Alexandre Pâmela A, Rodríguez-Ramilo Silvia T, Mach Núria, Reverter Antonio
CSIRO MOSH-Future Science Platform, St Lucia, Queensland, Australia.
CSIRO Agriculture & Food, St Lucia, Queensland, Australia.
J Anim Breed Genet. 2025 Mar;142(2):237-250. doi: 10.1111/jbg.12899. Epub 2024 Sep 4.
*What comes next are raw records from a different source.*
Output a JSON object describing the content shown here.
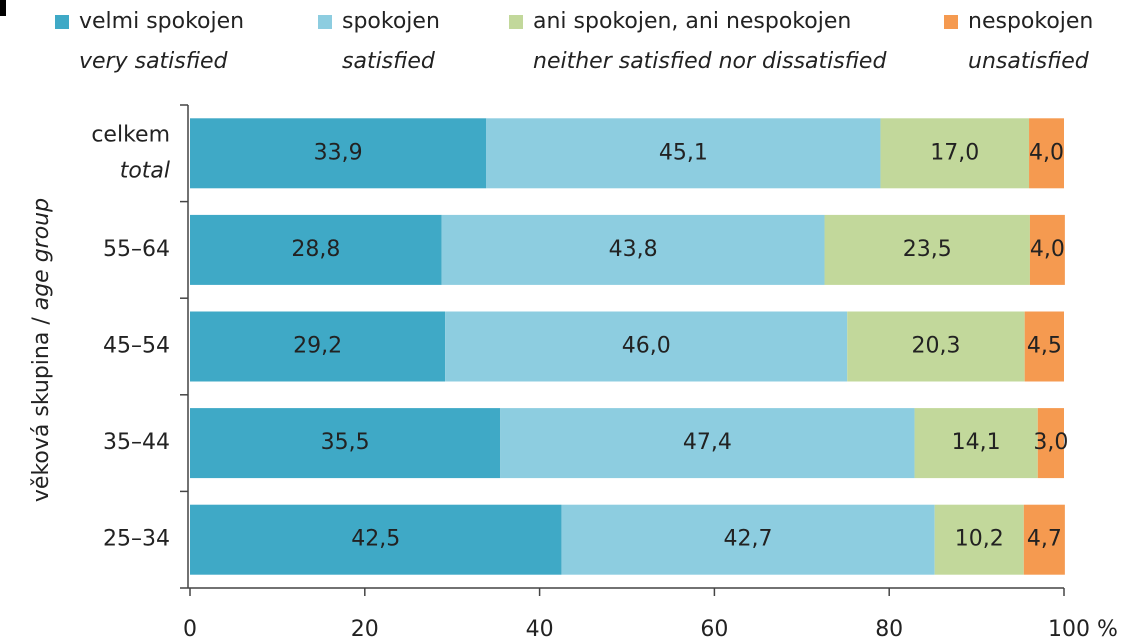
{
  "chart_data": {
    "type": "stacked-barh",
    "categories": [
      "celkem",
      "55–64",
      "45–54",
      "35–44",
      "25–34"
    ],
    "category_labels_en": [
      "total",
      null,
      null,
      null,
      null
    ],
    "ylabel": [
      "věková skupina /",
      "age group"
    ],
    "xlim": [
      0,
      100
    ],
    "xticks": [
      0,
      20,
      40,
      60,
      80,
      {
        "value": 100,
        "label": "100 %"
      }
    ],
    "legend": "top",
    "series": [
      {
        "name": "velmi spokojen",
        "name_en": "very satisfied",
        "color": "#3fa9c6",
        "values": [
          33.9,
          28.8,
          29.2,
          35.5,
          42.5
        ],
        "value_labels": [
          "33,9",
          "28,8",
          "29,2",
          "35,5",
          "42,5"
        ]
      },
      {
        "name": "spokojen",
        "name_en": "satisfied",
        "color": "#8dcde0",
        "values": [
          45.1,
          43.8,
          46.0,
          47.4,
          42.7
        ],
        "value_labels": [
          "45,1",
          "43,8",
          "46,0",
          "47,4",
          "42,7"
        ]
      },
      {
        "name": "ani spokojen, ani nespokojen",
        "name_en": "neither satisfied nor dissatisfied",
        "color": "#c2d89b",
        "values": [
          17.0,
          23.5,
          20.3,
          14.1,
          10.2
        ],
        "value_labels": [
          "17,0",
          "23,5",
          "20,3",
          "14,1",
          "10,2"
        ]
      },
      {
        "name": "nespokojen",
        "name_en": "unsatisfied",
        "color": "#f59a50",
        "values": [
          4.0,
          4.0,
          4.5,
          3.0,
          4.7
        ],
        "value_labels": [
          "4,0",
          "4,0",
          "4,5",
          "3,0",
          "4,7"
        ]
      }
    ]
  }
}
Commercial livestock producers need to prioritize genetic progress for health and efficiency traits to address productivity, welfare, and environmental concerns but face challenges due to limited pedigree information in extensive multi-sire breeding scenarios. Utilizing pooled DNA for genotyping and integrating seminal microbiome information into genomic models could enhance predictions of male fertility traits, thus addressing complexities in reproductive performance and inbreeding effects. Using the Angus Australia database comprising genotypes and pedigree data for 78,555 animals, we simulated percentage of normal sperm (PNS) and prolificacy of sires, resulting in 713 sires and 27,557 progeny in the final dataset. Publicly available microbiome data from 45 bulls was used to simulate data for the 713 sires. By incorporating both genomic and microbiome information our models were able to explain a larger proportion of phenotypic variation in both PNS (0.94) and prolificacy (0.56) compared to models using a single data source (e.g., 0.36 and 0.41, respectively, using only genomic information). Additionally, models containing both genomic and microbiome data revealed larger phenotypic differences between animals in the top and bottom quartile of predictions, indicating potential for improved productivity and sustainability in livestock farming systems. Inbreeding depression was observed to affect fertility traits, which makes the incorporation of microbiome information on the prediction of fertility traits even more actionable. Crucially, our inferences demonstrate the potential of the semen microbiome to contribute to the improvement of fertility traits in cattle and pave the way for the development of targeted microbiome interventions to improve reproductive performance in livestock.
商业家畜养殖者需要将健康和效率性状的遗传进展作为优先事项,以应对生产力、福利和环境方面的问题,但在广泛的多父本繁殖场景中,由于系谱信息有限,他们面临着挑战。利用混合DNA进行基因分型,并将精液微生物组信息整合到基因组模型中,可以提高对雄性生育性状的预测,从而解决繁殖性能和近亲繁殖效应方面的复杂性。利用澳大利亚安格斯数据库,该数据库包含78555只动物的基因型和系谱数据,我们模拟了正常精子百分比(PNS)和种公牛的繁殖力,最终数据集中有713头种公牛和27557头后代。来自45头公牛的公开可用微生物组数据被用于为这713头种公牛模拟数据。通过整合基因组和微生物组信息,我们的模型能够解释PNS(0.94)和繁殖力(0.56)中比使用单一数据源的模型更大比例的表型变异(例如,仅使用基因组信息时分别为0.36和0.41)。此外,包含基因组和微生物组数据的模型显示,在预测的前四分位数和后四分位数的动物之间存在更大的表型差异,这表明在畜牧养殖系统中提高生产力和可持续性的潜力。观察到近亲繁殖衰退会影响生育性状,这使得将微生物组信息纳入生育性状预测变得更加可行。至关重要的是,我们的推断证明了精液微生物组有助于改善牛的生育性状的潜力,并为开发针对性的微生物组干预措施以提高家畜繁殖性能铺平了道路。